[Tutor] A regular expression problem

Tue Nov 30 14:47:20 CET 2010

Sorry, something went wrong and my message got sent before I could
finish it. I'll try again.

On Tue, Nov 30, 2010 at 2:19 PM, Josep M. Fontana
<josep.m.fontana at gmail.com> wrote:
> On Sun, Nov 28, 2010 at 6:03 PM, Evert Rol <evert.rol at gmail.com> wrote:
> <snip intro>
 <snip>
>> ---------
>> with open('output_tokens.txt', 'a') as out_tokens:
>>    with open('text.txt', 'r') as in_tokens:
>>        t = RegexpTokenizer('[^a-zA-Z\s0-9]+\w+\S')
>>        output = t.tokenize(in_tokens.read())
>>        for item in output:
>>            out_tokens.write(" %s" % (item))
>
> I don't know for sure, but I would hazard a guess that you didn't specify unicode for the regular expression: character classes like \w and \s are dependent on your LOCALE settings.
> A flag like re.UNICODE could help, but I don't know if Regexptokenizer accepts that.

 OK, this must be the problem. The text is in ISO-8859-1 not in
Unicode. I tried to fix the problem by doing the following:

-------------
import codecs
[...]
 with codecs.open('output_tokens.txt', 'a',  encoding='iso-8859-1') as
out_tokens:
    with codecs.open('text.txt', 'r',  encoding='iso-8859-1') as in_tokens:
        t = RegexpTokenizer('[^a-zA-Z\s0-9]+\w+\S')
        output = t.tokenize(in_tokens.read())
        for item in output:
             out_tokens.write(" %s" % (item))

-------------------

Specifying that the encoding is 'iso-8859-1' didn't do anything,
though. The output I get is still the same.

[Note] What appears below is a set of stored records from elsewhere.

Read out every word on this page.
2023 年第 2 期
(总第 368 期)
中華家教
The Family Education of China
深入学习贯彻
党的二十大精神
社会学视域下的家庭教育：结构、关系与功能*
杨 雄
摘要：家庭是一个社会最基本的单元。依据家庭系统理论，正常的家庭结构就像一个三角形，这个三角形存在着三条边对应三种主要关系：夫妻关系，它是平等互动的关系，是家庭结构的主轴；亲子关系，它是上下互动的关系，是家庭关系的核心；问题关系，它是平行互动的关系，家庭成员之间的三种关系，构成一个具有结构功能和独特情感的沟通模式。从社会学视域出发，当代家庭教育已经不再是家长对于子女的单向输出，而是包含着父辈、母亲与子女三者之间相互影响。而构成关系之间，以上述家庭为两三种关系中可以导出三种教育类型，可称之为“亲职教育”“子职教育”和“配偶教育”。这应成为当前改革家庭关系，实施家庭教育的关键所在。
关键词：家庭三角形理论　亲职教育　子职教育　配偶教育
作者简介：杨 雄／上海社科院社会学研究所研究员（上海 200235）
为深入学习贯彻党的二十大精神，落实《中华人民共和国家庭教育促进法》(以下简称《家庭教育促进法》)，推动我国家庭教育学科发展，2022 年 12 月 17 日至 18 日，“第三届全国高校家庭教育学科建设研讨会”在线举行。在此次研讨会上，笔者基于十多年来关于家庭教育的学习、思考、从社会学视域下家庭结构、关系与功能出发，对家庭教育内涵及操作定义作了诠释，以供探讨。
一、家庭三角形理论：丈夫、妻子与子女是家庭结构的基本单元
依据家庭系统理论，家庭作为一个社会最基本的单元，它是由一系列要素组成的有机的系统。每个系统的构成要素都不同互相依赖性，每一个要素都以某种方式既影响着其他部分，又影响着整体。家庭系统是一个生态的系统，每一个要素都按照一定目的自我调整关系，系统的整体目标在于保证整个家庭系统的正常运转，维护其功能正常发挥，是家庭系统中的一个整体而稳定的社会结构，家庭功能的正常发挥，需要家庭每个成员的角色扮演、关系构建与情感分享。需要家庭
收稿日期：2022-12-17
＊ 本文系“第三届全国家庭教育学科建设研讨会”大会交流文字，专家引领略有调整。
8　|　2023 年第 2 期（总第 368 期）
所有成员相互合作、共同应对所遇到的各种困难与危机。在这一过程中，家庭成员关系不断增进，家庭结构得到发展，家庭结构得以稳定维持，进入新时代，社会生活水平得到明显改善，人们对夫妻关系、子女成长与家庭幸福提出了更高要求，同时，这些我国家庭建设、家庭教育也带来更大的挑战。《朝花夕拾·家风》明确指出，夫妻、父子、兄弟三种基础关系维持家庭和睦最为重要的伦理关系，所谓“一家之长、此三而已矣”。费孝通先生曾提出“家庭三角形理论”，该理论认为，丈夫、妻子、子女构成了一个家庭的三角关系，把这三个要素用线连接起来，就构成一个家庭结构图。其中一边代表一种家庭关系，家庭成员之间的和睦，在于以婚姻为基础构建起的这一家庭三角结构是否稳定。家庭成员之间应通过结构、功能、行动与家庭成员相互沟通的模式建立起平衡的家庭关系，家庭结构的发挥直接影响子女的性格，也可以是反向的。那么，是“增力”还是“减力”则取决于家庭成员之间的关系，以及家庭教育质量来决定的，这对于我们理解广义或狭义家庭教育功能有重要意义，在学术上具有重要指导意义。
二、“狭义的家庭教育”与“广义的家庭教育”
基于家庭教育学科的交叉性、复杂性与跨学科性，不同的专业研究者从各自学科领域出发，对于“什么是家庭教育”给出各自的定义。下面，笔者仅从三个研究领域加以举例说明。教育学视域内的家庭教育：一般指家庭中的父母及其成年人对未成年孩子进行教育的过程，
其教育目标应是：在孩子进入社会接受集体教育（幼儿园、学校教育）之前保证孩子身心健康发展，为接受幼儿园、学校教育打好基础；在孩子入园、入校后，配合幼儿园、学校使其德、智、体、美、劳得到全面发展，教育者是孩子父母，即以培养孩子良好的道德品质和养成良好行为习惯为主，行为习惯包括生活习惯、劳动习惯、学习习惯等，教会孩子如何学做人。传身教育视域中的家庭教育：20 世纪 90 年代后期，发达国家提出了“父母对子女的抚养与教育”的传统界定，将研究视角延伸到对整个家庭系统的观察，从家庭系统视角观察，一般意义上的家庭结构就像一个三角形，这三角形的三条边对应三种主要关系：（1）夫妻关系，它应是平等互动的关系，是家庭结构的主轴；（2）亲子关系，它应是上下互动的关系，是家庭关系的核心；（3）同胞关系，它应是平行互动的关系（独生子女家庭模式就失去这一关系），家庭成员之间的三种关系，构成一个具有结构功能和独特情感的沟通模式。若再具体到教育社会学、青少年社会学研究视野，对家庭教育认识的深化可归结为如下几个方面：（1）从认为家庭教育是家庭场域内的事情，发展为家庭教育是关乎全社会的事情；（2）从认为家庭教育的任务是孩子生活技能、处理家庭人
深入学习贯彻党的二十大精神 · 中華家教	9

>> It would also appear that you could get a long way with the builtin re.split function, and supply the flag inside that function; no need then or Regexptokenizer. Your tokenizer just appears to split on the tokens you specify.

Yes. This is in fact what Regexptokenizer seems to do. Here's what the
little description of the class says:

"""
    A tokenizer that splits a string into substrings using a regular
    expression.  The regular expression can be specified to match
    either tokens or separators between tokens.

    Unlike C{re.findall()} and C{re.split()}, C{RegexpTokenizer} does
    not treat regular expressions that contain grouping parenthases
    specially.
    """

source:
http://code.google.com/p/nltk/source/browse/trunk/nltk/nltk/tokenize/regexp.py?r=8539

Since I'm using the NLTK package and this module seemed to do what I
needed, I thought I might as well use it. I thought (and I still do)
the problem I was didn't have to do with the correct use of this
module but in the way I constructed the regular expression. I wouldn't
have asked the question here if I thought that the problem had to do
with this module.

If I understand correctly how the re.split works, though, I don't
think I would obtain the results I want, though.

re.split would allow me to get a list of the strings that occur around
the pattern I specify as the first argument in the function, right?
But what I want is to match all the words that contain some non
alpha-numeric character in them and exclude the rest of the words.
Since these words are surrounded by spaces or by line returns or a
combination thereof, just as the other "normal" words, I can't think
of any pattern that I can use in re.split() that would discriminate
between the two types of strings. So I don't know how I would do what
I want with re.split.

Josep M.